Dawson tried and failed to pat down his mounting optimism. “Corporations are dissolved. They change names.”
“They do. But property taxes were paid as recently as two months ago, automatic draw on an account.”
“Bearing the corporation’s name?”
“You got it.”
Holding a wrinkled piece of paper flat against the wall, he’d scribbled down the coordinates of the lot that had been mysteriously purchased the year that Jeremy Wesson met Amelia Nolan. “Glenda, you’re an angel.”
“You’re an asshole, but you saved that lady’s life today, so I guess that makes you okay.”
“Who said?”
“That you’re an asshole?”
“That I saved the lady’s life.”
“CNN.”
That was disturbing. He didn’t want to be alluded to as a hero. That would be the biggest lie of all. He wasn’t a hero.
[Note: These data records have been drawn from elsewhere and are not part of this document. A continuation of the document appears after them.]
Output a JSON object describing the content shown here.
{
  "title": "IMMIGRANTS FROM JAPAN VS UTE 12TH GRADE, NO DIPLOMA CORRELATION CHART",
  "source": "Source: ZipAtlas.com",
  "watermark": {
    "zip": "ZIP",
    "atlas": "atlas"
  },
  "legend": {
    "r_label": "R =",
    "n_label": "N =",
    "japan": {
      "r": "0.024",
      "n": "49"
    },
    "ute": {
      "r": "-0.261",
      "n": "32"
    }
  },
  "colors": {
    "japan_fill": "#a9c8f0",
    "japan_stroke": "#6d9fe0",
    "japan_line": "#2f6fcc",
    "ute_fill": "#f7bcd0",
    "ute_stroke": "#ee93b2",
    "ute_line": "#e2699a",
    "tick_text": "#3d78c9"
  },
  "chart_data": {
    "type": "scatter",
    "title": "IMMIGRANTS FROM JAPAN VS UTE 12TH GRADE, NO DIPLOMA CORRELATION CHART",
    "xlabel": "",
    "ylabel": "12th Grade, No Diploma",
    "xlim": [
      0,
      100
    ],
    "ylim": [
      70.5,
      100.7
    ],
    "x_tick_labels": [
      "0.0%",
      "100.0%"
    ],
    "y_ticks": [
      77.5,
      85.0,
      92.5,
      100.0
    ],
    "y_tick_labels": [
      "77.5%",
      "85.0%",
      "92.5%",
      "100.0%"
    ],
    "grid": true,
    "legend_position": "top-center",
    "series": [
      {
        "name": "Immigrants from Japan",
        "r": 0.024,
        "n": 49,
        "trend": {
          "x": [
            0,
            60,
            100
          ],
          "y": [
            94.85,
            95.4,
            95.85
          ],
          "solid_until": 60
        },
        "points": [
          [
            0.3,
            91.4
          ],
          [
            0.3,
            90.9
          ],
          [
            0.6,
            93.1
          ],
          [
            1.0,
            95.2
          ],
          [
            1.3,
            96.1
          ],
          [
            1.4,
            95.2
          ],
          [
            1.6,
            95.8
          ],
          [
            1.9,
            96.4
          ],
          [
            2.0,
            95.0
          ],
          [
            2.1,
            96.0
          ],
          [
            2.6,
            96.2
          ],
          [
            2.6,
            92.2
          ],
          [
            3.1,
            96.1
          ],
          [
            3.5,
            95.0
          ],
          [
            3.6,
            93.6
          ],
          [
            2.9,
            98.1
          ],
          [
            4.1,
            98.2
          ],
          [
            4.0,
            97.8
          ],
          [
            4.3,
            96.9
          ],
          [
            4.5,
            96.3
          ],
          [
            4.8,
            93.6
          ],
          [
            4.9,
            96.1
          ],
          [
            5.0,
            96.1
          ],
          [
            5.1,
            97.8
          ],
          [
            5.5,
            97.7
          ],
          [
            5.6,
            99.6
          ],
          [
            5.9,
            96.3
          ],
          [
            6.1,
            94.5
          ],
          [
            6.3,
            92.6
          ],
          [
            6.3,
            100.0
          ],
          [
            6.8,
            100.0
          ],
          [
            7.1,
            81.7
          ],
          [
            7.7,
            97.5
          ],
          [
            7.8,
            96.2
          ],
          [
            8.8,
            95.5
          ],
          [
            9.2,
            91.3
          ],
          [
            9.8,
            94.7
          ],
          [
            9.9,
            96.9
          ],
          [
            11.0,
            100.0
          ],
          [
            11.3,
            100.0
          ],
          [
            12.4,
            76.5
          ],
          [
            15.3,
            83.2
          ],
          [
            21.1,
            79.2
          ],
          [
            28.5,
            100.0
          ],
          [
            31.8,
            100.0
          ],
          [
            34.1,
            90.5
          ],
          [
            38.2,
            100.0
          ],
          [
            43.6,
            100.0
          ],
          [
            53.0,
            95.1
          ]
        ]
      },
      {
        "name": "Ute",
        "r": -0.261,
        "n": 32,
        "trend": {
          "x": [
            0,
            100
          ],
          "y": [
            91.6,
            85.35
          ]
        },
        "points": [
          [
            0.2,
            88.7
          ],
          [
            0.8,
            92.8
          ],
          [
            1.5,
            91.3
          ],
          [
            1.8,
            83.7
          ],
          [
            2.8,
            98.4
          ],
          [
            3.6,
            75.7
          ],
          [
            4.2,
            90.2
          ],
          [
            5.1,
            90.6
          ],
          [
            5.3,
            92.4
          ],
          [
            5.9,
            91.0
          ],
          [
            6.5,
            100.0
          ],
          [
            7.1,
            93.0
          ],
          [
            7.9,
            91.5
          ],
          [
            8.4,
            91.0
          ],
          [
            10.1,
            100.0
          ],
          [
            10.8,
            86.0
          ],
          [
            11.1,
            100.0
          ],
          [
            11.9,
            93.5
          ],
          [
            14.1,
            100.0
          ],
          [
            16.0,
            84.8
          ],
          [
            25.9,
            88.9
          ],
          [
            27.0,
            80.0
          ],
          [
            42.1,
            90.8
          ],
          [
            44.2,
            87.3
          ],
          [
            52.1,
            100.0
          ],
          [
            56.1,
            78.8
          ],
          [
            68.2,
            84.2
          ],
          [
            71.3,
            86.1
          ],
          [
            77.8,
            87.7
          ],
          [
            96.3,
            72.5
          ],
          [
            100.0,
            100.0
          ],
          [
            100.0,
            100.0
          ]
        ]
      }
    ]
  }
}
The road he’d been on had become progressively narrower with each mile. Then the hardtop had given way to gravel until, now, he was bumping along a dirt track. It tapered to a dead end about ten yards away from a seemingly impenetrable field of cordgrass.
He killed the car’s engine and turned off the headlights. The darkness was unrelieved. Fumbling for his cell phone, he clicked it on and checked the GPS app that had brought him to this intersection of the property lines that formed the southeast corner of the twenty-acre plot. This spot also was nearest to the Atlantic and had the lowest elevation of the property.
Switching on his flashlight app, he got out of the car, walked toward the high grass, and sank to his ankles in viscous water.